With the end of Title 42 now on hold, many of those migrants are also on hold, waiting at camps inside Mexico for their chance to cross the border and claim asylum.
Migrants are sleeping in tents set up by Ministerio Senda de Vida, a faith-based group, in two camps in Reynosa, Mexico, across the border from McAllen, Texas.
By early this week there were about 1,300 in one camp and 3,000 at a second. Many were from Haiti. One migrant who approached an NBC News crew at a camp had two young children with him and asked for help to get out of the limbo they’ve been in for about two months…
Silva said the space at the encampments is not enough. Thousands more are outside the encampments, waiting to enter.
The NBC News story quoted above doesn’t estimate how many people in total are waiting in camps, hotels and tents on the Mexican side of the border but the Center for Immigration Studies suggests it could be as high as 75,000.
More than 35,000 have collected in northern Mexican border cities ready to cross December 21, in Tijuana (across from San Diego), Reynosa (across from McAllen), Matamoros (across from Brownsville), Juarez (across from El Paso), Piedras Negras (across from Eagle Pass), and Mexicali (across from Calexico), according to El Sol de Tampico on December 18.
But those are just the ones who can be counted in church and government shelters.
All shelters in all of those cities are far past capacity, but untold thousands more are camping in tents, staying in hotels, or sleeping on building rooftops. Other media accounts say another 40,000 are on their way to join them in these cities from southern Mexico.
Wednesday the NY Times reported that US officials on this side of the border were watching anxiously.
…a tense and uncertain limbo pervaded both sides on Wednesday. Many migrants who hoped to once again be allowed to cross and claim asylum held back, while others forged ahead, wading across the Rio Grande with children lofted above the water or clambering through heavy brush to avoid detection…
In El Paso, newly placed concertina wire rimmed the riverbanks in an area where thousands of migrants had recently crossed. A National Guard member shouted in Spanish at migrants stepping through the shallow waters: “Crossing is illegal!” Some turned around, while others continued across.
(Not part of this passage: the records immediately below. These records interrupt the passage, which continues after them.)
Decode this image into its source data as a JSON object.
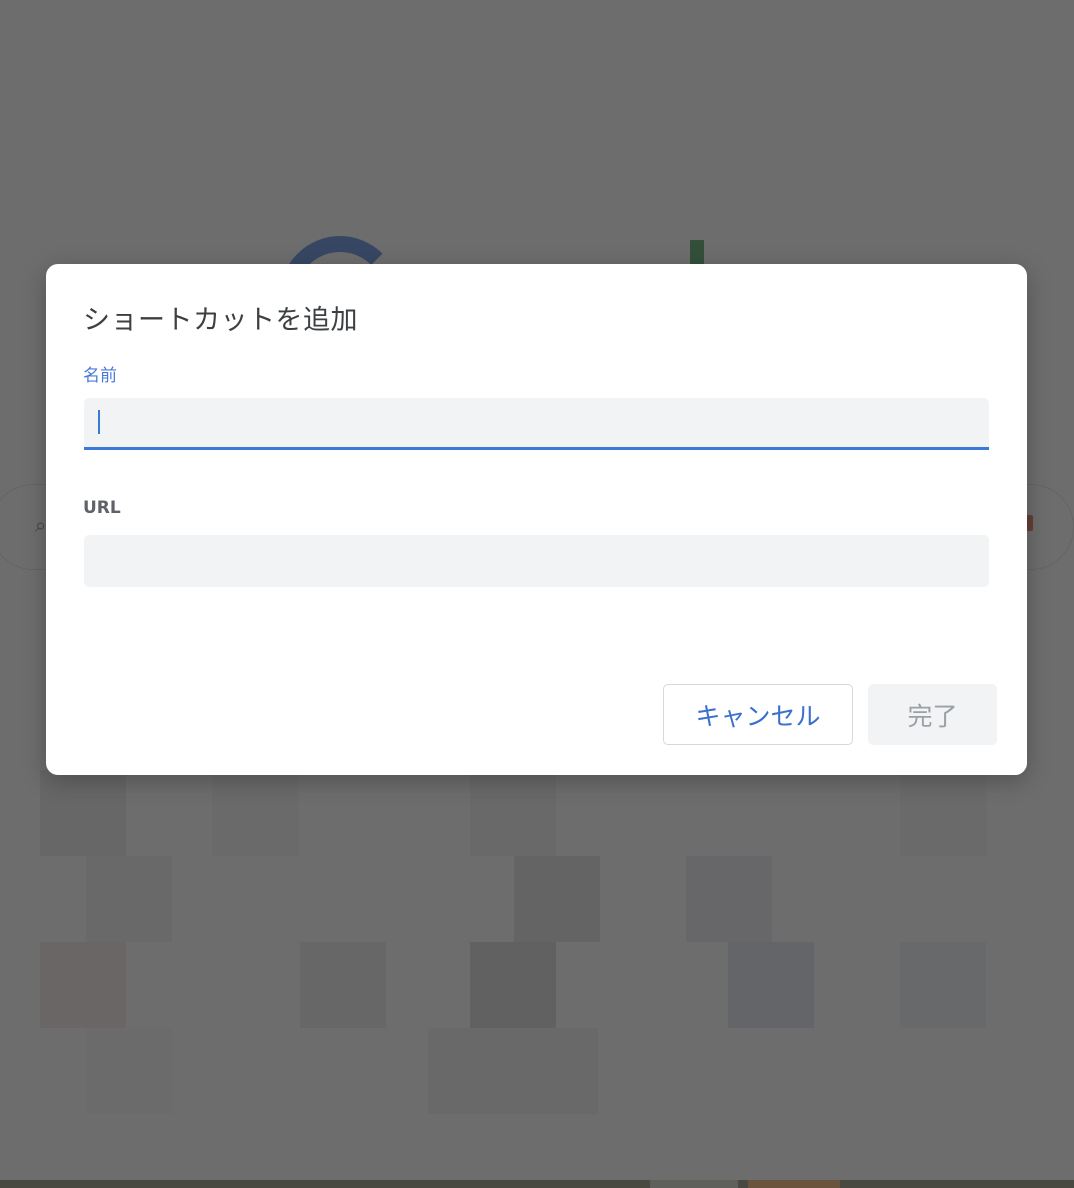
{
  "dialog": {
    "title": "ショートカットを追加",
    "name_label": "名前",
    "name_value": "",
    "url_label": "URL",
    "url_value": "",
    "cancel_label": "キャンセル",
    "done_label": "完了"
  },
  "colors": {
    "accent": "#3a79d8",
    "overlay": "#3a3a3a",
    "input_bg": "#f1f3f4"
  },
  "icons": {
    "name_cursor": "text-cursor-icon"
  }
}
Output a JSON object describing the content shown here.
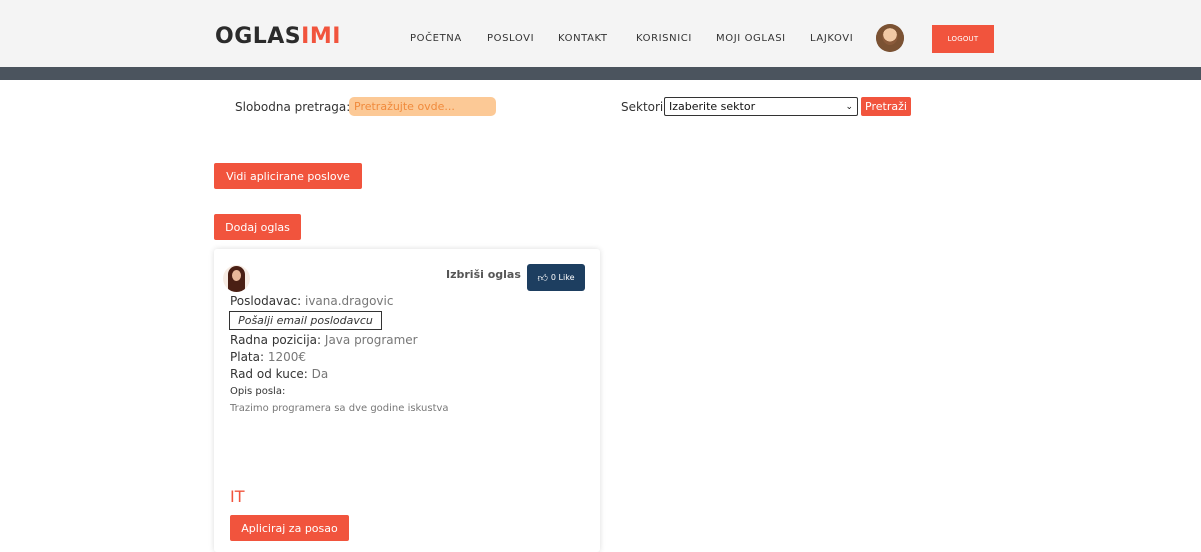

“This is just a way to intimidate us, to deter us from trying to cross,” said Roberto Guanipa, 39, a Venezuelan who watched the scene from Ciudad Juárez, on the Mexican side. “We are trying to stay in line and ask for legal asylum. We are not trying to cross illegally.”…
One administration official, speaking on condition of anonymity to relay internal discussions, said the department was facing potentially 12,000 illegal border crossings a day once the policy ended, with the resources to manage about 4,000.
Axios reported earlier that 12,000 a day would be the minimum but that 14,000 a day was possible. The Biden administration is reportedly considering new curbs on asylum seekers but so far nothing has been announced. It’s anyone’s guess what Biden is waiting for. Fox News reported yesterday that, according to a new book, Biden was privately very upset about the situation at the border.
In “The Fight of His Life: Inside Joe Biden’s White House,” author Chris Whipple describes Biden’s fury as his administration attempted to get a grip of the raging crisis at the border in 2021 — where a historic surge was underway, and there was growing criticism of his administration.
“Meanwhile, illegal immigrants kept arriving. And Biden was furious,” the book says. “Aides had rarely seen him so angry. From all over the West Wing, you could hear the president cursing, dropping f-bombs (he’d always apologize when women were present).”
That’s understandable given the scale of the crisis at the time and things have only gotten worse since then. Maybe Biden should stop cursing and do something before it gets even worse.